Desdobra Dura


Eu pedi, como eu pedi! Deus, guie meus passos! Eu era uma menina, simplesmente. Eu pensava que amava, eu assistia as aulas vislumbrando os dias em que enfim estaria ao lado da pessoa que supostamente amava, sim, porque ele não interessa mais. E então apareceu aquele professor novo de filosofia. Olhem essa caixa, vejam, ele dizia. Eis aqui um mistério, ela não guarda nada e, portanto, poderia guardar uma infinidade de coisas, tentem ver o mundo de uma ótica diferente. Não sei se felizmente, ou infelizmente, eu estava tão aberta para qualquer sinal que meu “amado” pudesse dar que acabei entendendo o que o professor disse. E eu estava no meio, no meio do raciocínio. A caixa vazia era melhor que as outras caixas. Me deram um cutucão. Um bilhete, de quem ? Dele! Um quadrado perfeito, o começo de quase toda dobradura, ou desdobradura. Era um bilhete dele! “Eu te amo, me encontre no pátio da escola.” Eu deveria saber, eu não deveria deixar meus dedos soltos. Enquanto escutava a explicação, a caixa era como uma palavra, meus dedos, viciados em origami, fizeram uma caixa de papel a partir do bilhete. Em meio às dobras, ficou oculta a maioria das palavras, mas no fundo da caixa estavam como se fosse o que ela guardava. Eu amo.

Era o fundo da caixa, o seu conteúdo precioso, sua razão de existir. Eu amo. Aquela caixa estaria perdida, mas continha duas palavras, duas palavras que eram também caixas, mas eram traiçoeiras. Acho que são as duas caixas mais cruéis que pode existir. Elas te tentam à abri-las e, se você as abre, elas não existem mais. Pois é como se as abrindo elas se limitassem. Asa abrindo, asa abre, voassem. Tentei abrir a primeira caixa: eu. O conteúdo da caixa é a sua essência, que elas sequer sabem que carregam, são os ovos no ventre das galinhas. Pois bem, eu, toda definição que busquei foi insuficiente, foi limitadora, não consegui abrir a caixa, lembrei que as caixas vazias são superiores. Eu não era nada e por não ser nada poderia ser eu, e por poder ser eu, não havia conteúdo. Isso eu só imaginei, jamais pude abrir-me.

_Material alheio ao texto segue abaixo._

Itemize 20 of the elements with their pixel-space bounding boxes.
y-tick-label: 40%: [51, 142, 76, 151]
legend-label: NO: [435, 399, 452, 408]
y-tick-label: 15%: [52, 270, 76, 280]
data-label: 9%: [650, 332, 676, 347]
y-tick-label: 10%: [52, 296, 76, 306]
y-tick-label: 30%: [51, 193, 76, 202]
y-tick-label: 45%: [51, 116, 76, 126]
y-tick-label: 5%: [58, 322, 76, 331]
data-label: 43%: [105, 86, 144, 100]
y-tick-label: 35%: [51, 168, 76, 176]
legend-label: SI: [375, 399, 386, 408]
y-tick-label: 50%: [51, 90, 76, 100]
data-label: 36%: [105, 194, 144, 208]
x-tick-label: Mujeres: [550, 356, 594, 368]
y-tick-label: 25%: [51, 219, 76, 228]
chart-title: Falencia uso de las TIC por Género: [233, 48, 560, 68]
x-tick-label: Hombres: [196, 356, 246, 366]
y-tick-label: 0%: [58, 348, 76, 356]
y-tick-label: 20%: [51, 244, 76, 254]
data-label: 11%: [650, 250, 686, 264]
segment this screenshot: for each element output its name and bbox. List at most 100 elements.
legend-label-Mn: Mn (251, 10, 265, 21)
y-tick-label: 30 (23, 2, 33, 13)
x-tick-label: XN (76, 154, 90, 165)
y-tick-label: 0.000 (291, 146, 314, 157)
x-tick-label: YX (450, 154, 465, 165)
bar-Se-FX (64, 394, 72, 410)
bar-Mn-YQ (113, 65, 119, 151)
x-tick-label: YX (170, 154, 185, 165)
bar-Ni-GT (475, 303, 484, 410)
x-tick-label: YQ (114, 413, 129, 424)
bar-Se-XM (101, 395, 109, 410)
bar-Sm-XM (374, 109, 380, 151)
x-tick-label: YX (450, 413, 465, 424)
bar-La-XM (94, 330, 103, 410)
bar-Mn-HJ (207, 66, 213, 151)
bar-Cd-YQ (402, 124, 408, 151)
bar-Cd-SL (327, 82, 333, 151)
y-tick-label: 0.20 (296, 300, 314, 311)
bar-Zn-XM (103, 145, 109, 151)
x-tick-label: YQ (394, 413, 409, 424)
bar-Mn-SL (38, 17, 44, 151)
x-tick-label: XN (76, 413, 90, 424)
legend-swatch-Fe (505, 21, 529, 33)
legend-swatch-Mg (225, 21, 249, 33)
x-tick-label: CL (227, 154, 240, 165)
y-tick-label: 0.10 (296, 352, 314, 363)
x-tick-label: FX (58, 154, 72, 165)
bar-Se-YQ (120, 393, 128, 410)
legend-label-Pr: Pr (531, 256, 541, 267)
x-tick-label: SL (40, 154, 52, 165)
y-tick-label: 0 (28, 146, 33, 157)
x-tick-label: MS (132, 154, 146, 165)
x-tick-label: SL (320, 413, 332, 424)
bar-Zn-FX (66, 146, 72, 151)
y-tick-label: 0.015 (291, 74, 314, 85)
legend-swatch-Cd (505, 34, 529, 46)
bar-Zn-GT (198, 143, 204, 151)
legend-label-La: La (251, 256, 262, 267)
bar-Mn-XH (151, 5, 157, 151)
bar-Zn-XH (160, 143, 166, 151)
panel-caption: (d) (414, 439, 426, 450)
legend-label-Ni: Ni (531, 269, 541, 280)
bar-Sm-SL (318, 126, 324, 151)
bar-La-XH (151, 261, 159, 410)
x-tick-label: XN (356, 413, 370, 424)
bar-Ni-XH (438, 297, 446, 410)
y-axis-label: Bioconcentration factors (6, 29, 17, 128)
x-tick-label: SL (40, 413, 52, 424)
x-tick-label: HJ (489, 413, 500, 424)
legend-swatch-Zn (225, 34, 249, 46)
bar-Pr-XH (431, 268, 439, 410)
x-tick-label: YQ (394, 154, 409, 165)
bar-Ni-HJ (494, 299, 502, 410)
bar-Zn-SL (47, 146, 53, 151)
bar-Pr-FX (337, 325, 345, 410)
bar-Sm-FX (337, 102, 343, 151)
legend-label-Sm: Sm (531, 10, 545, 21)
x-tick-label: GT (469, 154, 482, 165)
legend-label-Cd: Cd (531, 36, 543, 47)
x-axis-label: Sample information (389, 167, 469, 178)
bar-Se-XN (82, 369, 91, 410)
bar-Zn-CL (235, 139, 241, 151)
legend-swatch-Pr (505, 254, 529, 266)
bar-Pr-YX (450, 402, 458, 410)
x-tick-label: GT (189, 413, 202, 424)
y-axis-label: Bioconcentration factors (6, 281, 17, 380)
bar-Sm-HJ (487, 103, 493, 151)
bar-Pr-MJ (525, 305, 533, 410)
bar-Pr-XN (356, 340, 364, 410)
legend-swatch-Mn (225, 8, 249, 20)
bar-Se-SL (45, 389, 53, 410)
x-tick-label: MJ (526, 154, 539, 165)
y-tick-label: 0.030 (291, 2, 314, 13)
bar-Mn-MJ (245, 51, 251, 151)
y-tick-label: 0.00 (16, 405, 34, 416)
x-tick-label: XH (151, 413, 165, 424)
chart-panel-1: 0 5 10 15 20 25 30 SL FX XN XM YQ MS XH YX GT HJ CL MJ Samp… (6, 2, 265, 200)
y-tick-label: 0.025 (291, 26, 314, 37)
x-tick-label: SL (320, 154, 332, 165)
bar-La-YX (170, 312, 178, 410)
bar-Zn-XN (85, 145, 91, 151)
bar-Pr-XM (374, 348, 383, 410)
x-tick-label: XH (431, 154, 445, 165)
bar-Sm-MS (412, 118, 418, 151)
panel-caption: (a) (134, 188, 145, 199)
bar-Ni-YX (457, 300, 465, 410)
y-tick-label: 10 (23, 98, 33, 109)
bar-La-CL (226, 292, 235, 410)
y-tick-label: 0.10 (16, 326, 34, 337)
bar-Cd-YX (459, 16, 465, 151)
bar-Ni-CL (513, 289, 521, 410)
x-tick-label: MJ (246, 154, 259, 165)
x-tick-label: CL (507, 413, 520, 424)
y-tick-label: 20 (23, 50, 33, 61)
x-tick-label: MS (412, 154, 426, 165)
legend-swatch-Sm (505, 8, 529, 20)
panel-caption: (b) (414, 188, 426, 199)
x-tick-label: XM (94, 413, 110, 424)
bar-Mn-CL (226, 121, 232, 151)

A segunda caixa foi minha danação. Também não consegui abri-la e então cheguei à conclusão que o que eu pensava de amor não era amor, nem poderia ser. E o que eu pensava de amor não valia um beijo, sequer. E eu não estava errada sobre o que era amor, mas ninguém estava certo. Que eu não fosse nada não mudaria muita coisa, nem famosa eu era. Mas o que seria do mundo sem amor? E o amor não podia ser nada! A palavra amor era a caixa que remetia a um conteúdo que jamais aquela caixa poderia carregar. A palavra carregava então o nada, e esse vazio era o que o mundo mais precisava, era a possibilidade do ... ! O que o mundo mais precisa é de nada? Pensei novamente no rapaz que gostava e tive náuseas. Tive nojo daquela massa rosa e pegajosa que eu pensava ser o amor, tive raiva das florezinhas e dos coraçõezinhos, dos beijinhos. Eu era tão racional que tinha me tornado sentimentalóide. Eu era tão racional que havia dado um nome e uma definição àquela preciosa caixa vazia. E descobri que ser extremamente racional ou sentimental era exatamente a mesma coisa. E descobri, que por aquele rapaz, eu não sentia nada de especial, eu racionalizei o que era amor e enquadrei o que sentia no que devia sentir. O que eu sentia por todo o mundo ..., o que eu sentia era uma caixa vazia.

Quando a aula acabou, saí indiferente, passei pelo pátio, indiferente. Era tanto amor que chorei.